La dama de Shanghái comienza con la historia del
marinero que rescata a la damisela en apuros y termina en un ejercicio de
rotura de máscaras, simbolizadas por las imágenes de los espejos en la célebre
escena final del tiroteo en la "funhouse", en la feria de
atracciones, en el laberinto, hermosa metáfora visual de la vida y de la
ficción.
El gran novelista metaficcional norteamericano John Barth escribió un
cuento titulado "Lost in the Funhouse", que dio titulo al conjunto de
la colección, escrita entre 1966 y 1968. El relato de Barth comienza así: «For whom is the
Funhouse fun? Perhaps for lovers».
Welles podría haber hecho suyas esas palabras, pues son equivalentes al principio "Everybody's
somebody's fool" que adopta. El mundo es representación, pero necesita de
ese apoyo que es la creencia del que
percibe, lector o espectador. Es el amor del enamorado el que tapa las
carencias, el que es ciego. Es la codicia la que ciega al timado y le impide
que los trucos del timo. Y es el amor del espectador el que fabrica la ilusión
de realidad del arte, del cine, el deseo de ver.
Todos
los espacios que aparecen en La dama de
Shanghái tienen valor de escenarios teatrales; son espacios de
representación ante espectadores únicos, el "estúpido" al que se
pretende engañar y para quien se ha montado esa representación a la que
asistimos desde fuera de la pantalla. Y nadie se deja engañar mejor que el
enamorado, la víctima perfecta, el espectador ilusionado, el que acepta lo que
se le muestra. Las
últimas palabras del cuento de John Barth parecen tener ese sentido que Welles
le dio a la ficción y que cerró con el magistral pseudo documental "F for
Fake!", una reflexión final de un escéptico que conservó la naturaleza
propia a través de una obra que nos revelaba la verdad de la mentira y la
mentira de la verdad. La paradoja del arte es mostrar verdades a través de
engaños y, como en La dama de Shanghái,
solo sobrevive el que ha ha seguido su naturaleza inocente creyendo todos los
engaños:
He wishes he had never entered the fun house.

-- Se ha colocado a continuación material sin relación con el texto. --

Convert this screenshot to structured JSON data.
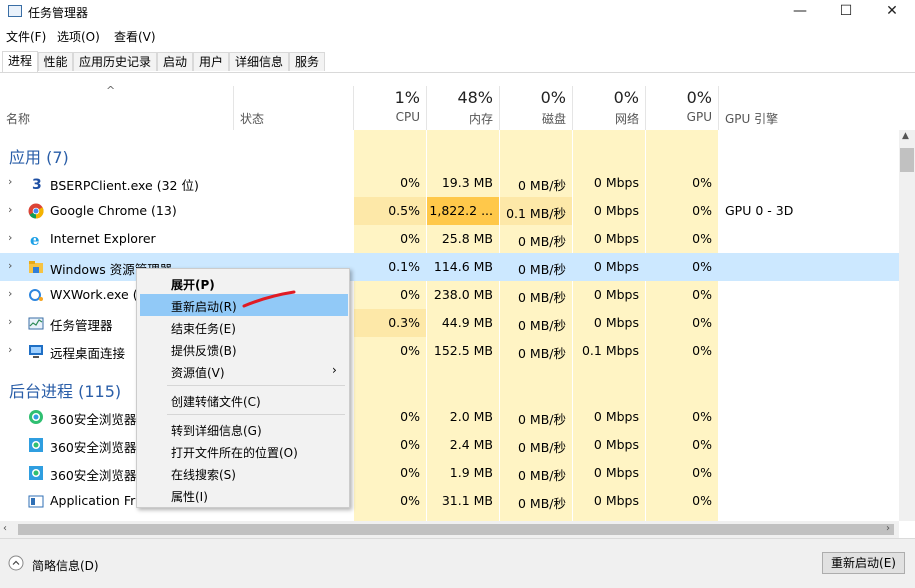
{
  "window": {
    "title": "任务管理器",
    "minimize": "—",
    "maximize": "☐",
    "close": "✕"
  },
  "menu": [
    "文件(F)",
    "选项(O)",
    "查看(V)"
  ],
  "tabs": [
    "进程",
    "性能",
    "应用历史记录",
    "启动",
    "用户",
    "详细信息",
    "服务"
  ],
  "header": {
    "name": "名称",
    "status": "状态",
    "cpu_pct": "1%",
    "cpu": "CPU",
    "mem_pct": "48%",
    "mem": "内存",
    "disk_pct": "0%",
    "disk": "磁盘",
    "net_pct": "0%",
    "net": "网络",
    "gpu_pct": "0%",
    "gpu": "GPU",
    "gpu_engine": "GPU 引擎"
  },
  "groups": {
    "apps": "应用 (7)",
    "background": "后台进程 (115)"
  },
  "apps": [
    {
      "name": "BSERPClient.exe (32 位)",
      "cpu": "0%",
      "mem": "19.3 MB",
      "disk": "0 MB/秒",
      "net": "0 Mbps",
      "gpu": "0%",
      "engine": "",
      "icon": "bserp-icon"
    },
    {
      "name": "Google Chrome (13)",
      "cpu": "0.5%",
      "mem": "1,822.2 ...",
      "disk": "0.1 MB/秒",
      "net": "0 Mbps",
      "gpu": "0%",
      "engine": "GPU 0 - 3D",
      "icon": "chrome-icon"
    },
    {
      "name": "Internet Explorer",
      "cpu": "0%",
      "mem": "25.8 MB",
      "disk": "0 MB/秒",
      "net": "0 Mbps",
      "gpu": "0%",
      "engine": "",
      "icon": "ie-icon"
    },
    {
      "name": "Windows 资源管理器",
      "cpu": "0.1%",
      "mem": "114.6 MB",
      "disk": "0 MB/秒",
      "net": "0 Mbps",
      "gpu": "0%",
      "engine": "",
      "icon": "explorer-icon"
    },
    {
      "name": "WXWork.exe (",
      "cpu": "0%",
      "mem": "238.0 MB",
      "disk": "0 MB/秒",
      "net": "0 Mbps",
      "gpu": "0%",
      "engine": "",
      "icon": "wxwork-icon"
    },
    {
      "name": "任务管理器",
      "cpu": "0.3%",
      "mem": "44.9 MB",
      "disk": "0 MB/秒",
      "net": "0 Mbps",
      "gpu": "0%",
      "engine": "",
      "icon": "taskmgr-icon"
    },
    {
      "name": "远程桌面连接",
      "cpu": "0%",
      "mem": "152.5 MB",
      "disk": "0 MB/秒",
      "net": "0.1 Mbps",
      "gpu": "0%",
      "engine": "",
      "icon": "remote-desktop-icon"
    }
  ],
  "background": [
    {
      "name": "360安全浏览器",
      "cpu": "0%",
      "mem": "2.0 MB",
      "disk": "0 MB/秒",
      "net": "0 Mbps",
      "gpu": "0%"
    },
    {
      "name": "360安全浏览器",
      "cpu": "0%",
      "mem": "2.4 MB",
      "disk": "0 MB/秒",
      "net": "0 Mbps",
      "gpu": "0%"
    },
    {
      "name": "360安全浏览器",
      "cpu": "0%",
      "mem": "1.9 MB",
      "disk": "0 MB/秒",
      "net": "0 Mbps",
      "gpu": "0%"
    },
    {
      "name": "Application Fra",
      "cpu": "0%",
      "mem": "31.1 MB",
      "disk": "0 MB/秒",
      "net": "0 Mbps",
      "gpu": "0%"
    }
  ],
  "context_menu": {
    "expand": "展开(P)",
    "restart": "重新启动(R)",
    "end_task": "结束任务(E)",
    "feedback": "提供反馈(B)",
    "resource_values": "资源值(V)",
    "dump": "创建转储文件(C)",
    "details": "转到详细信息(G)",
    "open_location": "打开文件所在的位置(O)",
    "search_online": "在线搜索(S)",
    "properties": "属性(I)"
  },
  "footer": {
    "fewer_details": "简略信息(D)",
    "restart_button": "重新启动(E)"
  },
  "colors": {
    "accent": "#2a5ea8",
    "highlight": "#cce8ff",
    "band": "#fff4c4",
    "annotation": "#e01b24"
  }
}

But he has. Then he wishes he were dead. But he's not. Therefore he will
construct funhouses for other and be their secret operator —though he would
rather be among the lovers whom funhouses are designed.
Hoy se cumple un siglo del nacimiento de Orson Welles. Y sigue entre nosotros, en este mundo de máscaras, espejos y cantos de sirenas, más que nunca.